Parental controls applied to routers is certainly nothing new, and advanced users are well-versed on how to do things like port forwarding, DNS routing and manual firmware upgrades. Router smartphone apps aren’t necessarily designed to handle any of that heavy lifting, but rather are meant to provide balance on usage where necessary. Cutting the kids off from gaming online or Facebook within a set block of time can be done without even being home at the time. Kids didn’t finish their homework? No games for you!
Cisco’s Connect Cloud uses a “priority” list that can be entirely amended as you please. Navigate the app on your iPhone and move a Slingbox to the High Priority list and the router will look to funnel more of the bandwidth that device needs. Move an Android tablet to Normal and the same principle applies the other way. Have guests over at the house and want to open up the Guest network? Easily done, and you can change the password at will, too.

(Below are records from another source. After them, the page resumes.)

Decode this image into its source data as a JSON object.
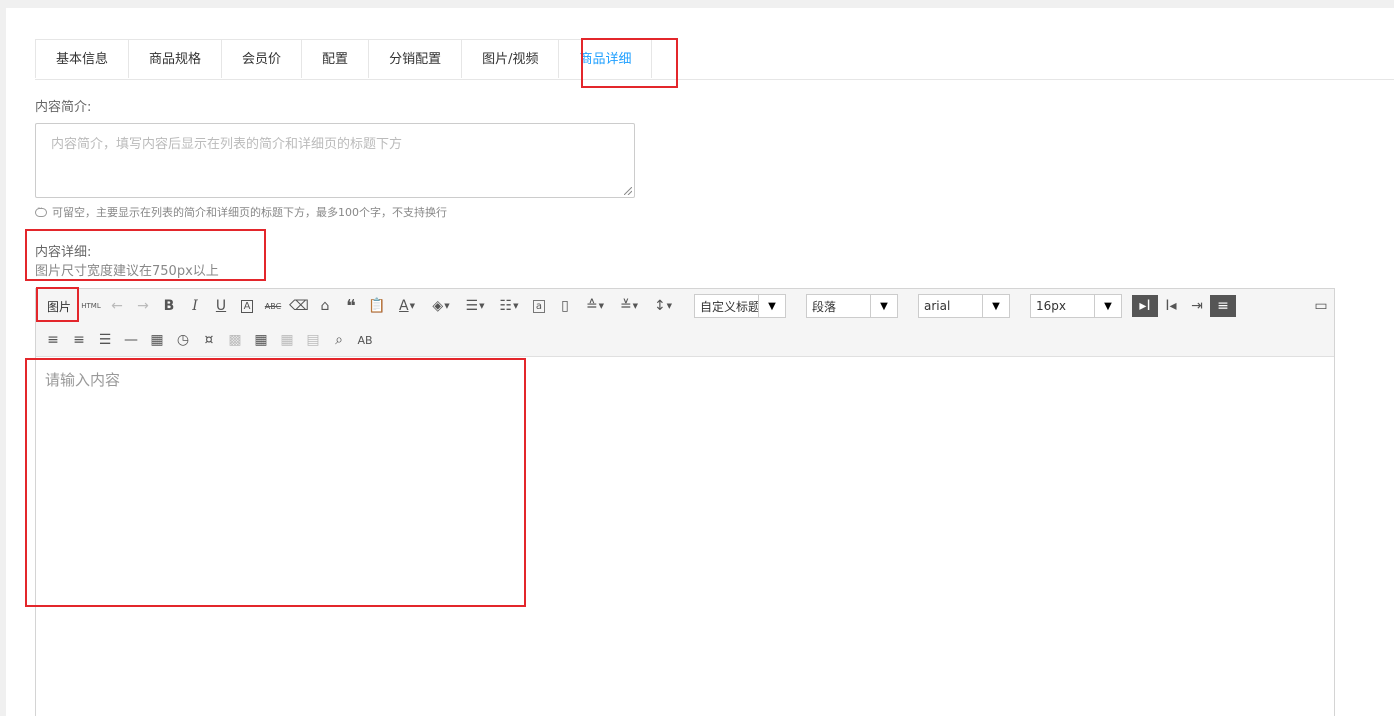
{
  "tabs": [
    {
      "label": "基本信息"
    },
    {
      "label": "商品规格"
    },
    {
      "label": "会员价"
    },
    {
      "label": "配置"
    },
    {
      "label": "分销配置"
    },
    {
      "label": "图片/视频"
    },
    {
      "label": "商品详细",
      "active": true
    }
  ],
  "summary": {
    "label": "内容简介:",
    "placeholder": "内容简介，填写内容后显示在列表的简介和详细页的标题下方",
    "hint": "可留空，主要显示在列表的简介和详细页的标题下方，最多100个字，不支持换行"
  },
  "detail": {
    "label": "内容详细:",
    "note": "图片尺寸宽度建议在750px以上"
  },
  "editor": {
    "image_button": "图片",
    "html_button": "HTML",
    "selects": {
      "heading": "自定义标题",
      "paragraph": "段落",
      "font": "arial",
      "size": "16px"
    },
    "placeholder": "请输入内容"
  },
  "accent_color": "#1E9FFF",
  "highlight_color": "#e3262b"
}
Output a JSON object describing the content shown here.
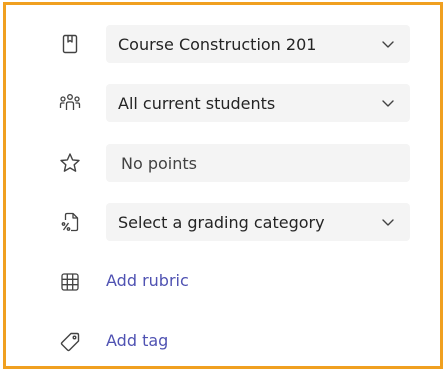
{
  "rows": {
    "class": {
      "value": "Course Construction 201",
      "icon": "notebook-icon"
    },
    "students": {
      "value": "All current students",
      "icon": "people-group-icon"
    },
    "points": {
      "placeholder": "No points",
      "icon": "star-icon"
    },
    "category": {
      "value": "Select a grading category",
      "icon": "grading-percent-icon"
    },
    "rubric": {
      "label": "Add rubric",
      "icon": "table-grid-icon"
    },
    "tag": {
      "label": "Add tag",
      "icon": "tag-icon"
    }
  },
  "colors": {
    "border_accent": "#f0a020",
    "link": "#4f52b2",
    "field_bg": "#f4f4f4"
  }
}
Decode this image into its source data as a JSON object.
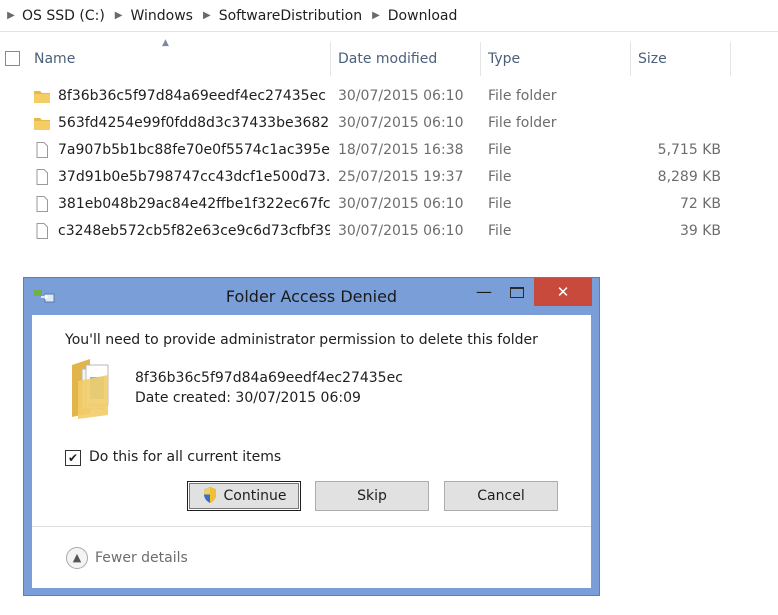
{
  "breadcrumb": [
    "OS SSD (C:)",
    "Windows",
    "SoftwareDistribution",
    "Download"
  ],
  "columns": {
    "name": "Name",
    "date": "Date modified",
    "type": "Type",
    "size": "Size"
  },
  "files": [
    {
      "icon": "folder-icon",
      "name": "8f36b36c5f97d84a69eedf4ec27435ec",
      "date": "30/07/2015 06:10",
      "type": "File folder",
      "size": ""
    },
    {
      "icon": "folder-icon",
      "name": "563fd4254e99f0fdd8d3c37433be3682",
      "date": "30/07/2015 06:10",
      "type": "File folder",
      "size": ""
    },
    {
      "icon": "file-icon",
      "name": "7a907b5b1bc88fe70e0f5574c1ac395e...",
      "date": "18/07/2015 16:38",
      "type": "File",
      "size": "5,715 KB"
    },
    {
      "icon": "file-icon",
      "name": "37d91b0e5b798747cc43dcf1e500d73...",
      "date": "25/07/2015 19:37",
      "type": "File",
      "size": "8,289 KB"
    },
    {
      "icon": "file-icon",
      "name": "381eb048b29ac84e42ffbe1f322ec67fc...",
      "date": "30/07/2015 06:10",
      "type": "File",
      "size": "72 KB"
    },
    {
      "icon": "file-icon",
      "name": "c3248eb572cb5f82e63ce9c6d73cfbf39...",
      "date": "30/07/2015 06:10",
      "type": "File",
      "size": "39 KB"
    }
  ],
  "dialog": {
    "title": "Folder Access Denied",
    "message": "You'll need to provide administrator permission to delete this folder",
    "folder_name": "8f36b36c5f97d84a69eedf4ec27435ec",
    "date_created": "Date created: 30/07/2015 06:09",
    "checkbox_label": "Do this for all current items",
    "checkbox_checked": true,
    "buttons": {
      "continue": "Continue",
      "skip": "Skip",
      "cancel": "Cancel"
    },
    "details_toggle": "Fewer details"
  },
  "colors": {
    "titlebar": "#7a9fd8",
    "close": "#c84a3d",
    "header_text": "#4c607a",
    "folder": "#e8b84a"
  }
}
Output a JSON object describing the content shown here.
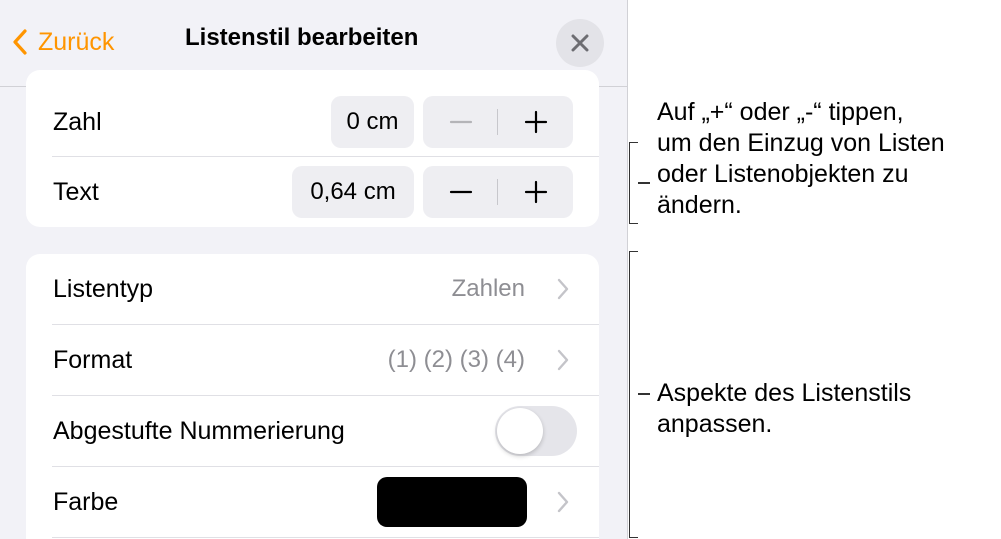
{
  "nav": {
    "back_label": "Zurück",
    "title": "Listenstil bearbeiten"
  },
  "indent": {
    "rows": [
      {
        "label": "Zahl",
        "value": "0 cm"
      },
      {
        "label": "Text",
        "value": "0,64 cm"
      }
    ]
  },
  "style": {
    "list_type_label": "Listentyp",
    "list_type_value": "Zahlen",
    "format_label": "Format",
    "format_value": "(1) (2) (3) (4)",
    "tiered_label": "Abgestufte Nummerierung",
    "tiered_on": false,
    "color_label": "Farbe",
    "color_value": "#000000"
  },
  "callouts": {
    "indent_text_line1": "Auf „+“ oder „-“ tippen,",
    "indent_text_line2": "um den Einzug von Listen",
    "indent_text_line3": "oder Listenobjekten zu",
    "indent_text_line4": "ändern.",
    "style_text_line1": "Aspekte des Listenstils",
    "style_text_line2": "anpassen."
  },
  "colors": {
    "accent": "#ff9500",
    "panel_bg": "#f2f2f7",
    "secondary_text": "#8e8e93"
  },
  "icons": {
    "back": "chevron-left-icon",
    "close": "close-icon",
    "minus": "minus-icon",
    "plus": "plus-icon",
    "disclosure": "chevron-right-icon"
  }
}
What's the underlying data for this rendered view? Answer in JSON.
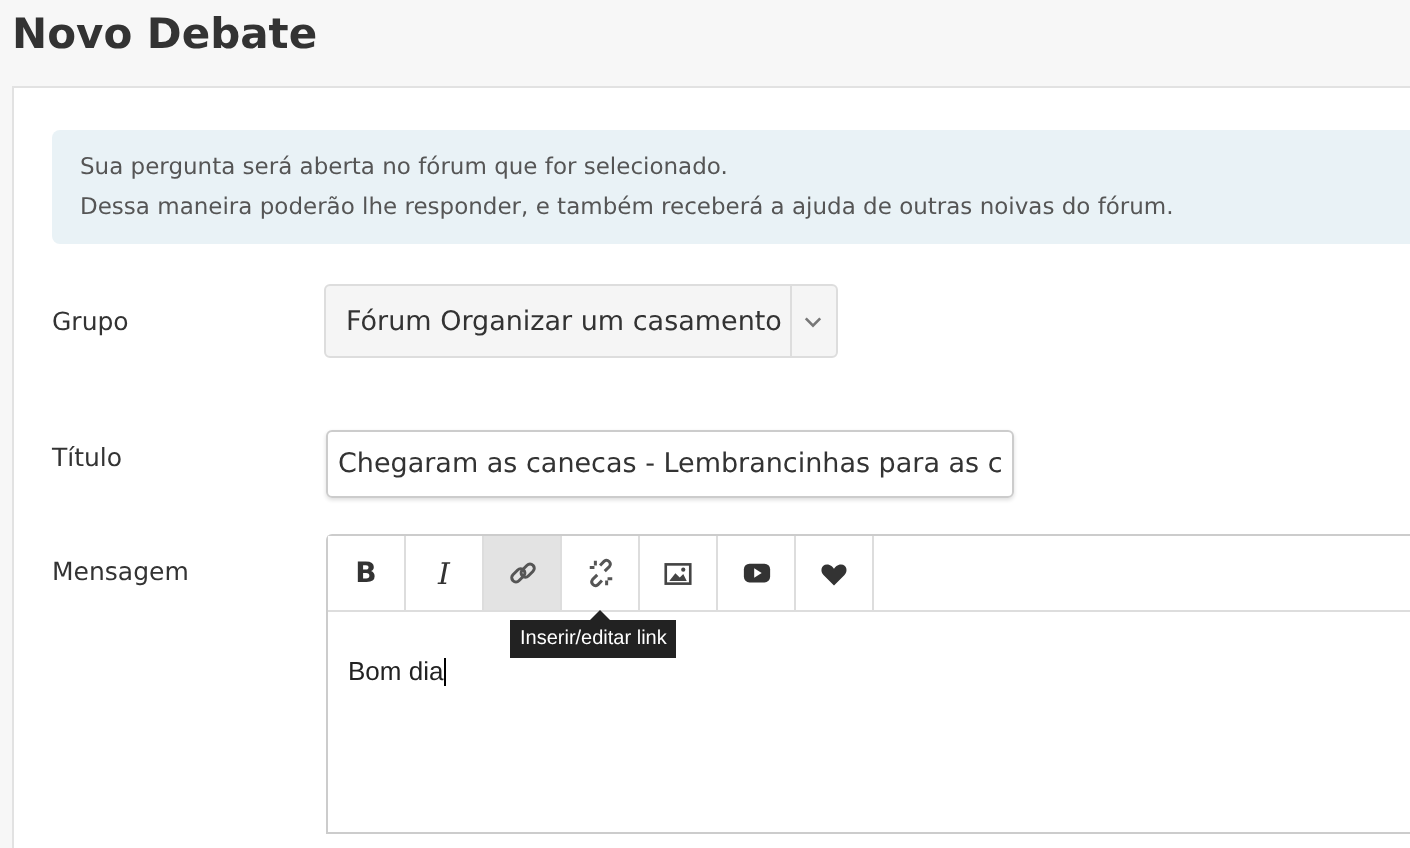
{
  "page_title": "Novo Debate",
  "notice": [
    "Sua pergunta será aberta no fórum que for selecionado.",
    "Dessa maneira poderão lhe responder, e também receberá a ajuda de outras noivas do fórum."
  ],
  "fields": [
    {
      "kind": "select",
      "label": "Grupo",
      "value": "Fórum Organizar um casamento"
    },
    {
      "kind": "text",
      "label": "Título",
      "value": "Chegaram as canecas - Lembrancinhas para as c"
    },
    {
      "kind": "editor",
      "label": "Mensagem",
      "value": "Bom dia",
      "toolbar": [
        {
          "kind": "bold",
          "text": "B",
          "active": false
        },
        {
          "kind": "italic",
          "text": "I",
          "active": false
        },
        {
          "kind": "link",
          "active": true,
          "tooltip": "Inserir/editar link"
        },
        {
          "kind": "unlink",
          "active": false
        },
        {
          "kind": "image",
          "active": false
        },
        {
          "kind": "video",
          "active": false
        },
        {
          "kind": "heart",
          "active": false
        }
      ]
    }
  ]
}
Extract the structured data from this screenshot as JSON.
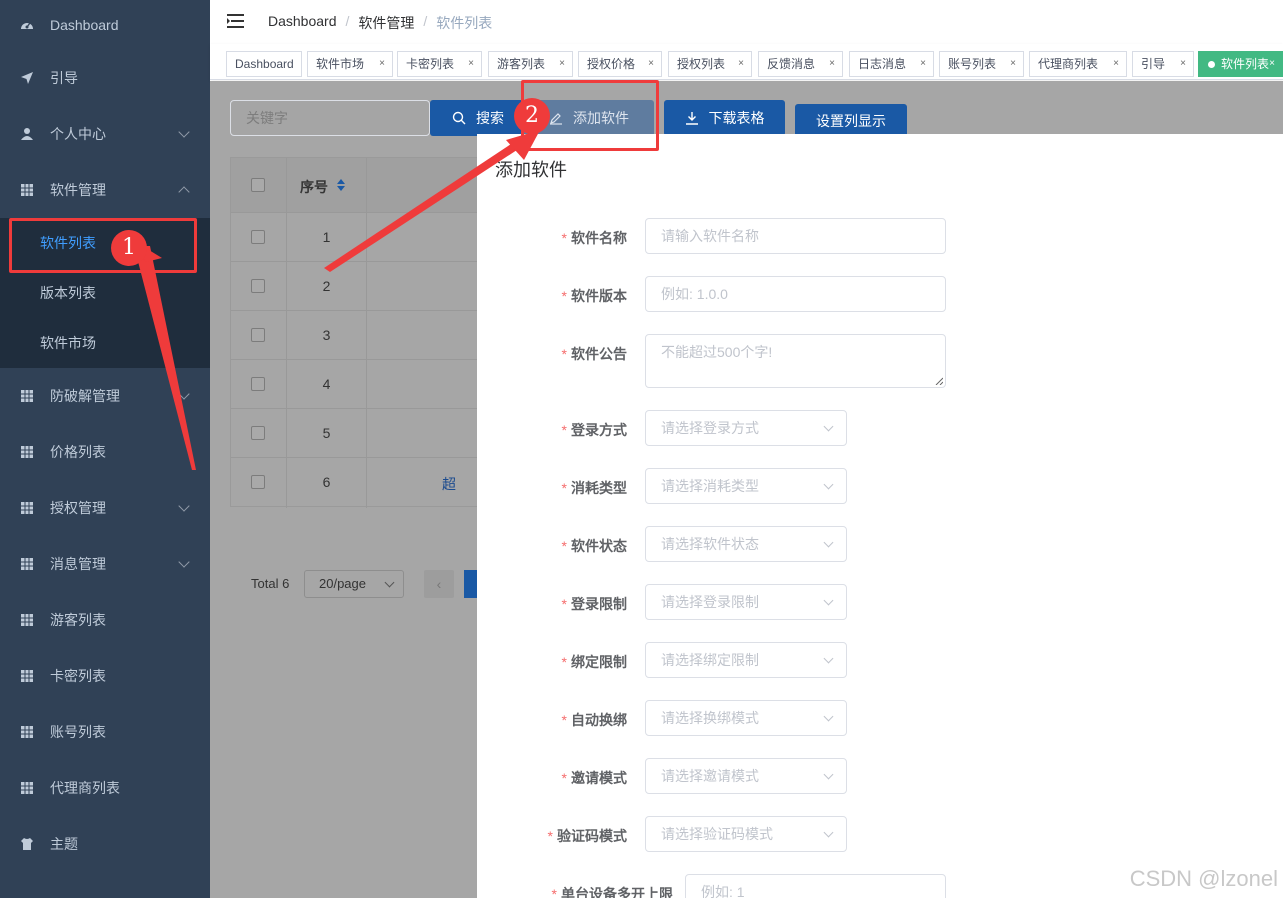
{
  "sidebar": {
    "items": [
      {
        "label": "Dashboard",
        "icon": "dashboard-icon"
      },
      {
        "label": "引导",
        "icon": "send-icon"
      },
      {
        "label": "个人中心",
        "icon": "user-icon"
      },
      {
        "label": "软件管理",
        "icon": "table-icon"
      },
      {
        "label": "防破解管理",
        "icon": "table-icon"
      },
      {
        "label": "价格列表",
        "icon": "table-icon"
      },
      {
        "label": "授权管理",
        "icon": "table-icon"
      },
      {
        "label": "消息管理",
        "icon": "table-icon"
      },
      {
        "label": "游客列表",
        "icon": "table-icon"
      },
      {
        "label": "卡密列表",
        "icon": "table-icon"
      },
      {
        "label": "账号列表",
        "icon": "table-icon"
      },
      {
        "label": "代理商列表",
        "icon": "table-icon"
      },
      {
        "label": "主题",
        "icon": "shirt-icon"
      }
    ],
    "submenu": [
      "软件列表",
      "版本列表",
      "软件市场"
    ]
  },
  "breadcrumb": [
    "Dashboard",
    "软件管理",
    "软件列表"
  ],
  "breadcrumb_sep": "/",
  "tags": [
    "Dashboard",
    "软件市场",
    "卡密列表",
    "游客列表",
    "授权价格",
    "授权列表",
    "反馈消息",
    "日志消息",
    "账号列表",
    "代理商列表",
    "引导",
    "软件列表"
  ],
  "tag_close": "×",
  "toolbar": {
    "search_placeholder": "关键字",
    "search_label": "搜索",
    "add_label": "添加软件",
    "download_label": "下载表格",
    "columns_label": "设置列显示"
  },
  "table": {
    "header_index": "序号",
    "rows": [
      "1",
      "2",
      "3",
      "4",
      "5",
      "6"
    ],
    "partial_link": "超"
  },
  "pagination": {
    "total": "Total 6",
    "page_size": "20/page",
    "prev": "‹"
  },
  "dialog": {
    "title": "添加软件",
    "required_mark": "*",
    "fields": [
      {
        "label": "软件名称",
        "placeholder": "请输入软件名称"
      },
      {
        "label": "软件版本",
        "placeholder": "例如: 1.0.0"
      },
      {
        "label": "软件公告",
        "placeholder": "不能超过500个字!"
      },
      {
        "label": "登录方式",
        "placeholder": "请选择登录方式"
      },
      {
        "label": "消耗类型",
        "placeholder": "请选择消耗类型"
      },
      {
        "label": "软件状态",
        "placeholder": "请选择软件状态"
      },
      {
        "label": "登录限制",
        "placeholder": "请选择登录限制"
      },
      {
        "label": "绑定限制",
        "placeholder": "请选择绑定限制"
      },
      {
        "label": "自动换绑",
        "placeholder": "请选择换绑模式"
      },
      {
        "label": "邀请模式",
        "placeholder": "请选择邀请模式"
      },
      {
        "label": "验证码模式",
        "placeholder": "请选择验证码模式"
      },
      {
        "label": "单台设备多开上限",
        "placeholder": "例如: 1"
      }
    ]
  },
  "annotations": {
    "step1": "1",
    "step2": "2",
    "color": "#ef3b3b"
  },
  "watermark": "CSDN @lzonel",
  "colors": {
    "sidebar": "#304156",
    "active": "#409eff",
    "tag_active": "#42b983",
    "required": "#f56c6c"
  }
}
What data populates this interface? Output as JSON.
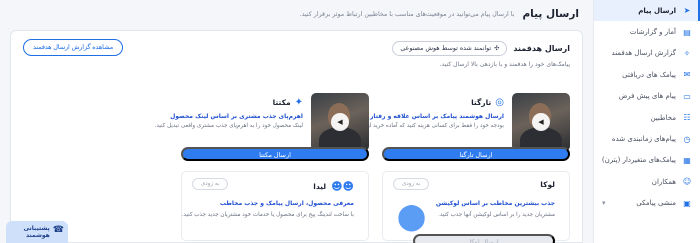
{
  "sidebar": {
    "items": [
      {
        "label": "ارسال پیام",
        "icon": "send-icon",
        "glyph": "➤",
        "active": true,
        "chev": false
      },
      {
        "label": "آمار و گزارشات",
        "icon": "chart-icon",
        "glyph": "▤",
        "active": false,
        "chev": false
      },
      {
        "label": "گزارش ارسال هدفمند",
        "icon": "sparkle-icon",
        "glyph": "✧",
        "active": false,
        "chev": false
      },
      {
        "label": "پیامک های دریافتی",
        "icon": "inbox-icon",
        "glyph": "✉",
        "active": false,
        "chev": false
      },
      {
        "label": "پیام های پیش فرض",
        "icon": "message-icon",
        "glyph": "▭",
        "active": false,
        "chev": false
      },
      {
        "label": "مخاطبین",
        "icon": "contacts-icon",
        "glyph": "☷",
        "active": false,
        "chev": false
      },
      {
        "label": "پیام‌های زمانبندی شده",
        "icon": "clock-icon",
        "glyph": "◷",
        "active": false,
        "chev": false
      },
      {
        "label": "پیامک‌های متغیردار (پترن)",
        "icon": "pattern-icon",
        "glyph": "▦",
        "active": false,
        "chev": false
      },
      {
        "label": "همکاران",
        "icon": "users-icon",
        "glyph": "☺",
        "active": false,
        "chev": false
      },
      {
        "label": "منشی پیامکی",
        "icon": "secretary-icon",
        "glyph": "▣",
        "active": false,
        "chev": true
      }
    ]
  },
  "header": {
    "title": "ارسال پیام",
    "subtitle": "با ارسال پیام می‌توانید در موقعیت‌های مناسب با مخاطبین ارتباط موثر برقرار کنید."
  },
  "panel": {
    "title": "ارسال هدفمند",
    "ai_chip": "توانمند شده توسط هوش مصنوعی",
    "report_button": "مشاهده گزارش ارسال هدفمند",
    "description": "پیامک‌های خود را هدفمند و با بازدهی بالا ارسال کنید."
  },
  "cards": [
    {
      "title": "تارگتا",
      "subtitle": "ارسال هوشمند پیامک بر اساس علاقه و رفتار مخاطبین",
      "text": "بودجه خود را فقط برای کسانی هزینه کنید که آماده خرید از شما هستند.",
      "button": "ارسال تارگتا"
    },
    {
      "title": "مکتتا",
      "subtitle": "اهرم‌پای جذب مشتری بر اساس لینک محصول",
      "text": "لینک محصول خود را به اهرم‌پای جذب مشتری واقعی تبدیل کنید.",
      "button": "ارسال مکتتا"
    }
  ],
  "soon_cards": [
    {
      "title": "لوکا",
      "soon": "به زودی",
      "subtitle": "جذب بیشترین مخاطب بر اساس لوکیشن",
      "text": "مشتریان جدید را بر اساس لوکیشن آنها جذب کنید.",
      "button": "ارسال لوکا"
    },
    {
      "title": "لیدا",
      "soon": "به زودی",
      "subtitle": "معرفی محصول، ارسال پیامک و جذب مخاطب",
      "text": "با ساخت لندینگ پیج برای محصول یا خدمات خود مشتریان جدید جذب کنید.",
      "button": ""
    }
  ],
  "support": {
    "label": "پشتیبانی هوشمند"
  }
}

This “consumerization” of an otherwise unsexy device is only going to increase, especially since Cisco is only scratching the surface of what might be possible. Western Digital, the newest entrant into manufacturing routers, recognized this and got into the game, though there isn’t a dedicated smartphone app, you can access your WD router using the Web browser on your smartphone or tablet.
The next wave of routers will come with terabytes of storage, and the way router-specific apps, like the ones Rajio wrote about on this blog, will continue to be developed, it essentially means your router is going to be a cloud-friendly content aggregator. And this includes content that will come from storage connected to the router or from services offering it streamed.
Advanced users who tinker with their routers probably won’t like this move to the cloud, largely because it may come off as counter-intuitive and a security nightmare waiting to happen. Having a home’s entire Internet infrastructure falling into the wrong hands could be a major issue, but at the same time, it’s really no different than protecting other important data.
Either way, this move to app-controlled routers is here to stay, and could prove to be the first time the average consumer truly interacts with the device — even if it takes a smartphone to really push the idea through. The biggest reason why is because bandwidth is becoming more and more valued by end-users. When a movie on Netflix buffers too much or a site doesn’t load, the router usually gets the accusatory glance. If an app can help understand why there are connectivity issues and how to solve them, maybe that’s one way of actually empowering users to take matters into their own hands instead of calling tech support.